Charles Moore Charles Moore

The Spectator’s Notes | 9 May 2013

On Tuesday night, at a Spectator readers’ evening, Andrew Neil interviewed me about my biography of Margaret Thatcher. He asked me if, after leaving office, Lady Thatcher had come to the view that Britain should leave the European Union. I said yes (I think it happened after the Maastricht Treaty in 1992), although advisers had persuaded her that she should not say this in public since it would have allowed her opponents to drive her to the fringes of public life. I had believed this was widely known, but according to Andrew, it is a story. My revelation, if such it was, came on the same day as Nigel Lawson’s piece in the Times saying that he would now vote for Britain to leave the EU. How things have changed. Even the BBC treats Lawson’s view as respectable. In this year, the 25th anniversary of the Bruges speech, people can see much more clearly that, far from living in ‘a ghetto of sentimentality about the past’ (© Geoffrey Howe), she was thinking harder than her contemporaries about the future of Europe.

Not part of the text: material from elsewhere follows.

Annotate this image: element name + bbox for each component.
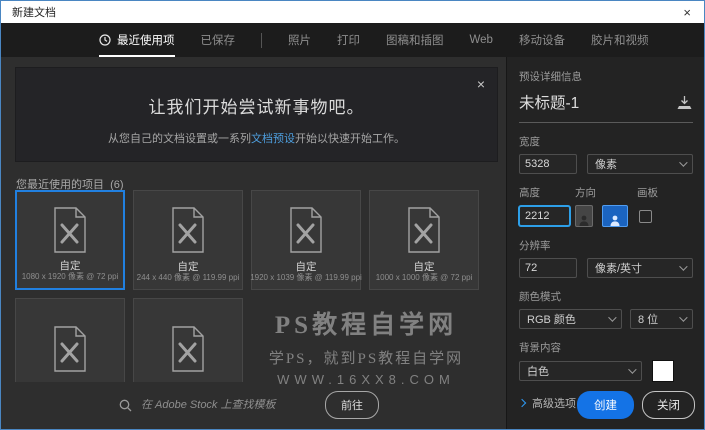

Counter-factual questions tend to reflect current preoccupations. The one I keep being asked just now is, ‘If Mrs Thatcher were in politics today, would she be a supporter of Ukip?’ This is always asked as a question expecting the answer ‘Yes’. After giving the necessary preliminary that one really cannot tell, because if Mrs Thatcher were around today she would not be the same woman, I tentatively answer ‘No’. For her, loyalty was a higher value within a political party than any particular idea at any particular time. Thus, although she always preferred Enoch Powell and his views to Ted Heath and his, she could never accept Enoch’s reasons for leaving the Tory party. She also understood very well that parties should be vehicles for attaining power rather than mere expressions of belief.